After “Valerian”, director Luc Besson has been balancing the different essences of life with his company in financial trouble for a short time. Personally he was being attacked because of supposed conduct. And a film that was supposed to be his big return to large film making simply tanked. In personification, “Valerian” wasn’t bad. It was perfectly on par with “The Fifth Element” but made in a different time. “Lucy” right before had shown with the right actress despite a slightly incomplete script that the visceral nature of the director was still there. The biggest issue, not to get too industry about the failure of “Valerian”, is that in the US, STX Films pretty much released it cold with no anticipation. And it failed. With his new film “Anna”, the trailer was phenomenal building up the aspect of a new action girl in Sascha Luss. Besson, despite anything, has the ability to create wonderfully strong female characters while still engaging in the beauty and the world of modeling he seems to love so much. The trailer simply teased one major scene which in retrospect is interestingly enough a lipnus test. “Anna” approaches what “Red Sparrow”tried to do but with a blank canvas and not Jennifer Lawrence. Within this construct, you have no preconceived notions of who Anna is because that is not her name. This is why you can buy more into the idea of it. Now while much of the movie tries to play to certain spy quotients, it is the nature of freedom that rings true even as the film is set right after the fall of the Soviet Union per se. The KGB essence here is interestingly done both in its recruiting but also the showing of Russia right after that fall.
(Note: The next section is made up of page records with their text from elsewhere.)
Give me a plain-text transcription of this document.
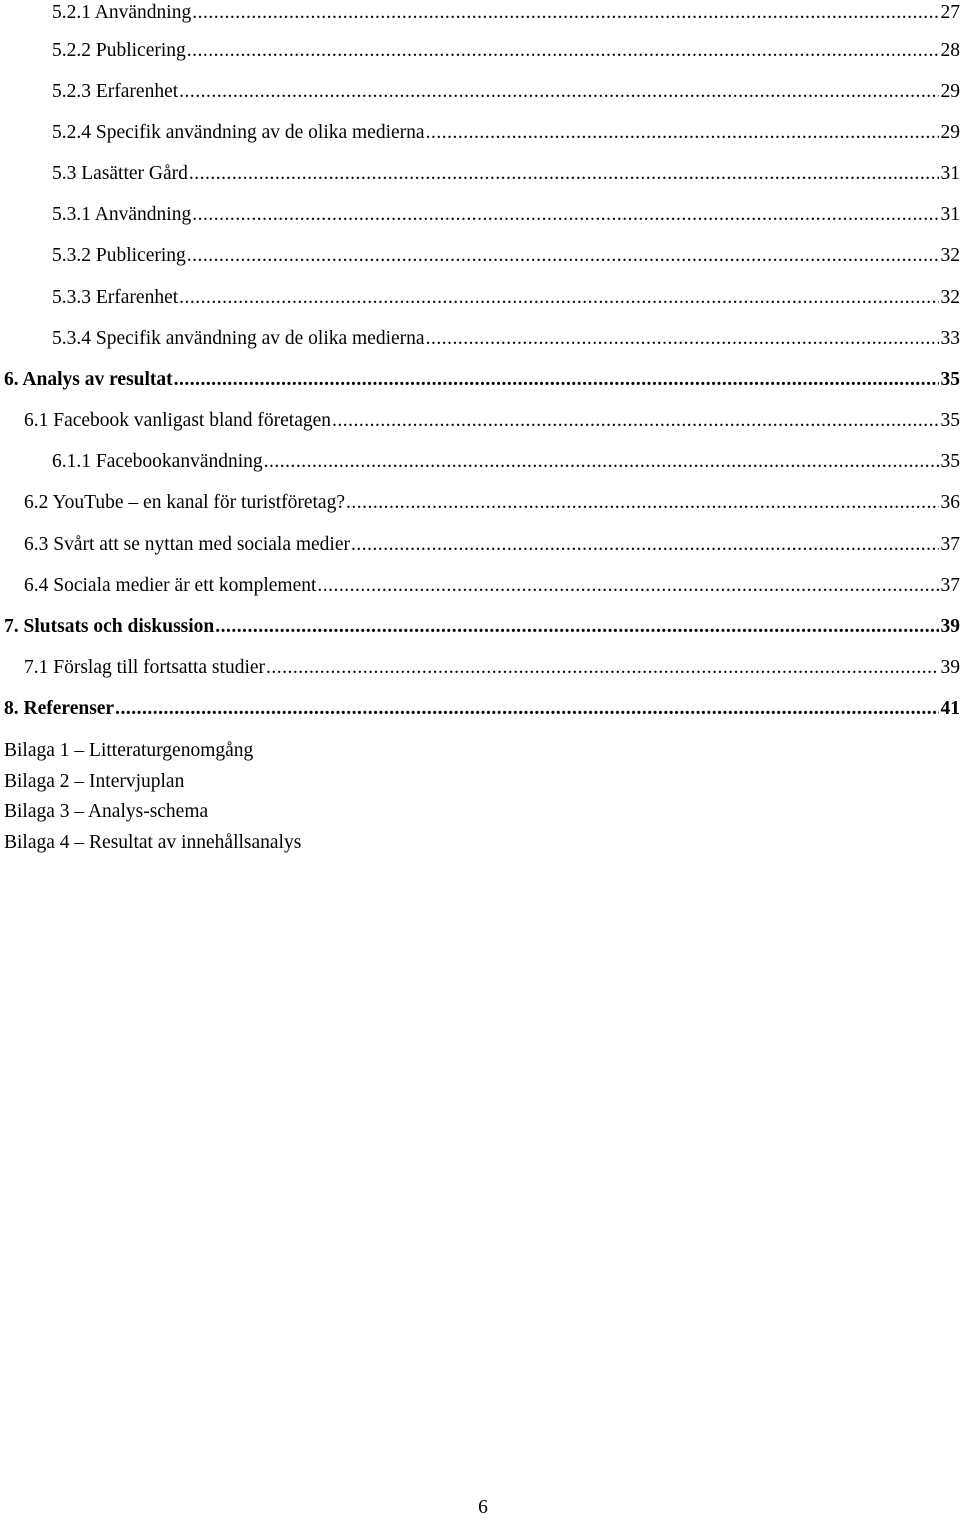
5.2.1 Användning .....	27
5.2.2 Publicering .....	28
5.2.3 Erfarenhet .....	29
5.2.4 Specifik användning av de olika medierna .....	29
5.3 Lasätter Gård .....	31
5.3.1 Användning .....	31
5.3.2 Publicering .....	32
5.3.3 Erfarenhet .....	32
5.3.4 Specifik användning av de olika medierna .....	33
6. Analys av resultat .....	35
6.1 Facebook vanligast bland företagen .....	35
6.1.1 Facebookanvändning .....	35
6.2 YouTube – en kanal för turistföretag? .....	36
6.3 Svårt att se nyttan med sociala medier .....	37
6.4 Sociala medier är ett komplement .....	37
7. Slutsats och diskussion .....	39
7.1 Förslag till fortsatta studier .....	39
8. Referenser .....	41
Bilaga 1 – Litteraturgenomgång
Bilaga 2 – Intervjuplan
Bilaga 3 – Analys-schema
Bilaga 4 – Resultat av innehållsanalys
6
It doesn’t go easy on American intelligence either. It almost makes the point that you are under the thumb of power no matter where you are.

Sascha Luss balances this nicely as “Anna” but it helps that she has a couple actors working against her, who despite that their characters are a bit thin and sometimes more of sexual playthings to Anna than actual connections is interesting. It works because it is a reversal of what was the norm 20 years ago. Cillian Murphy plays one of his more mainstream roles and shows a level of charm and cool we haven’t seen on screen from him in awhile. Luke Evans, right off “The Alienist”, creates the right amount of patriotism while understanding this girl he recruited. Anna’s girlfriend in the modeling world creates the right amount of offset in social representation to show that identity is simply a construct depending what you want in life. It is not a criticism on anything at times with either sex except a certain degree of survival and understanding. Helen Mirren has the most interesting role in that of KGB overseer. This is the most hidden she has been with a sense of cunning, humor and drama that sometimes Besson can get out of his actors. “Red” for Mirren was play. Here she is doing some magnified work. Besson still has it. The action sequences are visceral. He can do it with a smaller amount of money but he likes the toys of big film production. The film is fun to watch, plotted decently, stylized cool (watch out for an INXS song montage) and, while not Besson’s best, far from his worse and continually shows his focus for talent. Initially this reviewer thought this might be a retooling or telling of “Matilda”, the child Natalie Portman played in Besson’s “The Professional” as a grown up assassin. A key plot turn in the movie has Sascha wearing a black bob that has harkings back to that character. Alas “Anna” will probably be lost since, for likely reasons, Summit/Lionsgate released it cold. A movie is a movie, even when it is not….that doesn’t make this one any less entertaining.